TWM/1: How have events in the tissue industry in the last year impacted your business and the global tissue industry?
“Raw material supply and price variations were more volatile in the last 18 months.
In past years there has more stability. Still, availability can be overcome by maintaining a diverse supply chain, always working to maintain and build relationships. Pricing is a matter of supply and demand and will always be driven by market need. The same is true of tariffs which have had a short-term impact, the industry will learn to adapt.”
TWM/2: What main tissue trends are you expecting to see in 2019/2020?
“Focus on quality materials and quality of finished products will be more important.
I expect that we will see more innovation toward improved substrates and increased demand for higher quality products.”
TWM/3: How are the shifting economic conditions around the world impacting your business and the tissue industry at large?

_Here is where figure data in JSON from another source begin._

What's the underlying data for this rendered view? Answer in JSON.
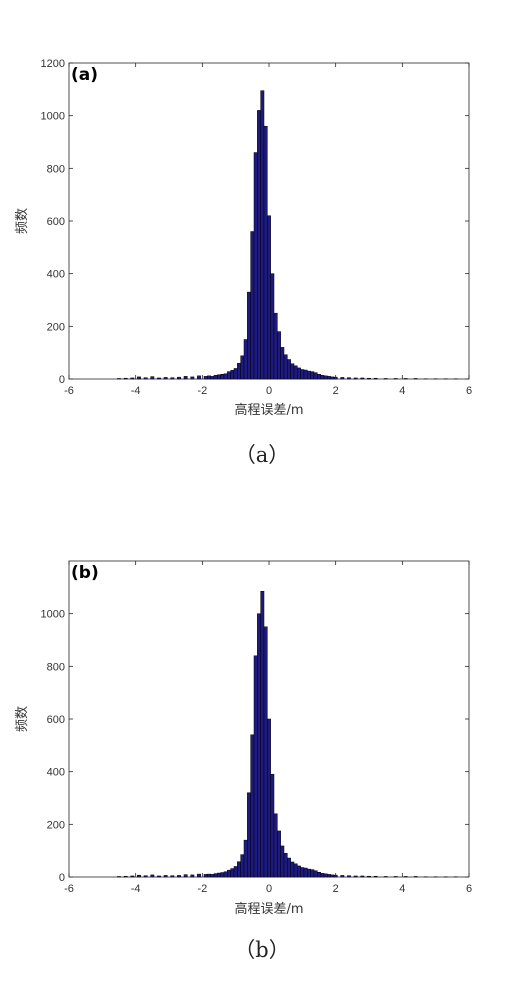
{
  "chart_data": [
    {
      "type": "bar",
      "panel_label": "(a)",
      "caption": "（a）",
      "xlabel": "高程误差/m",
      "ylabel": "频数",
      "xlim": [
        -6,
        6
      ],
      "ylim": [
        0,
        1200
      ],
      "xticks": [
        -6,
        -4,
        -2,
        0,
        2,
        4,
        6
      ],
      "yticks": [
        0,
        200,
        400,
        600,
        800,
        1000,
        1200
      ],
      "grid": false,
      "color": "#1f1a80",
      "bin_width": 0.1,
      "x": [
        -4.5,
        -4.3,
        -4.1,
        -3.9,
        -3.7,
        -3.5,
        -3.3,
        -3.1,
        -2.9,
        -2.7,
        -2.5,
        -2.3,
        -2.1,
        -1.9,
        -1.8,
        -1.7,
        -1.6,
        -1.5,
        -1.4,
        -1.3,
        -1.2,
        -1.1,
        -1.0,
        -0.9,
        -0.8,
        -0.7,
        -0.6,
        -0.5,
        -0.4,
        -0.3,
        -0.2,
        -0.1,
        0.0,
        0.1,
        0.2,
        0.3,
        0.4,
        0.5,
        0.6,
        0.7,
        0.8,
        0.9,
        1.0,
        1.1,
        1.2,
        1.3,
        1.4,
        1.5,
        1.6,
        1.7,
        1.8,
        1.9,
        2.0,
        2.2,
        2.4,
        2.6,
        2.8,
        3.0,
        3.2,
        3.5,
        3.8,
        4.1,
        4.4,
        4.7,
        5.0,
        5.3,
        5.6
      ],
      "values": [
        2,
        3,
        4,
        8,
        5,
        9,
        4,
        6,
        5,
        7,
        10,
        8,
        12,
        10,
        12,
        10,
        14,
        16,
        18,
        20,
        28,
        33,
        40,
        60,
        88,
        150,
        330,
        560,
        860,
        1020,
        1095,
        960,
        620,
        400,
        250,
        180,
        120,
        92,
        74,
        58,
        50,
        42,
        36,
        34,
        30,
        28,
        24,
        18,
        14,
        12,
        10,
        8,
        7,
        6,
        5,
        4,
        4,
        3,
        3,
        2,
        2,
        2,
        2,
        1,
        1,
        1,
        1
      ]
    },
    {
      "type": "bar",
      "panel_label": "(b)",
      "caption": "（b）",
      "xlabel": "高程误差/m",
      "ylabel": "频数",
      "xlim": [
        -6,
        6
      ],
      "ylim": [
        0,
        1200
      ],
      "xticks": [
        -6,
        -4,
        -2,
        0,
        2,
        4,
        6
      ],
      "yticks": [
        0,
        200,
        400,
        600,
        800,
        1000
      ],
      "grid": false,
      "color": "#1f1a80",
      "bin_width": 0.1,
      "x": [
        -4.5,
        -4.3,
        -4.1,
        -3.9,
        -3.7,
        -3.5,
        -3.3,
        -3.1,
        -2.9,
        -2.7,
        -2.5,
        -2.3,
        -2.1,
        -1.9,
        -1.8,
        -1.7,
        -1.6,
        -1.5,
        -1.4,
        -1.3,
        -1.2,
        -1.1,
        -1.0,
        -0.9,
        -0.8,
        -0.7,
        -0.6,
        -0.5,
        -0.4,
        -0.3,
        -0.2,
        -0.1,
        0.0,
        0.1,
        0.2,
        0.3,
        0.4,
        0.5,
        0.6,
        0.7,
        0.8,
        0.9,
        1.0,
        1.1,
        1.2,
        1.3,
        1.4,
        1.5,
        1.6,
        1.7,
        1.8,
        1.9,
        2.0,
        2.2,
        2.4,
        2.6,
        2.8,
        3.0,
        3.2,
        3.5,
        3.8,
        4.1,
        4.4,
        4.7,
        5.0,
        5.3,
        5.6
      ],
      "values": [
        2,
        3,
        4,
        7,
        5,
        8,
        4,
        6,
        5,
        6,
        9,
        8,
        11,
        10,
        11,
        10,
        13,
        15,
        17,
        20,
        26,
        32,
        40,
        58,
        85,
        140,
        320,
        540,
        840,
        1000,
        1085,
        950,
        600,
        390,
        240,
        175,
        118,
        90,
        72,
        57,
        50,
        42,
        36,
        34,
        30,
        28,
        24,
        18,
        14,
        12,
        10,
        8,
        7,
        6,
        5,
        4,
        4,
        3,
        3,
        2,
        2,
        2,
        2,
        1,
        1,
        1,
        1
      ]
    }
  ]
}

“Tariffs have had a short-term impact, the industry will learn to adapt. I believe that US domestic manufacturing will continue to increase and imports become less important. Lead times for imports
is becoming more of a challenge and customer are looking for faster response.”
TWM/4: What are the main challenges and opportunities facing the tissue market in the immediate future and how are you tackling them?
“Labour is the biggest challenge facing the industry. Attracting and retaining personnel will become more of an art. Smaller companies may be more versed to adapt and manage this than larger corporations by being more personable.
“Automation will play a larger role in capacity growth and maintaining operating rates at the expense of staffing challenges.”
TWM/6: What do you make of the Trump/China trade wars?
“While tariffs are intended for long- term negotiations and balance between countries, the industry will learn to adapt.”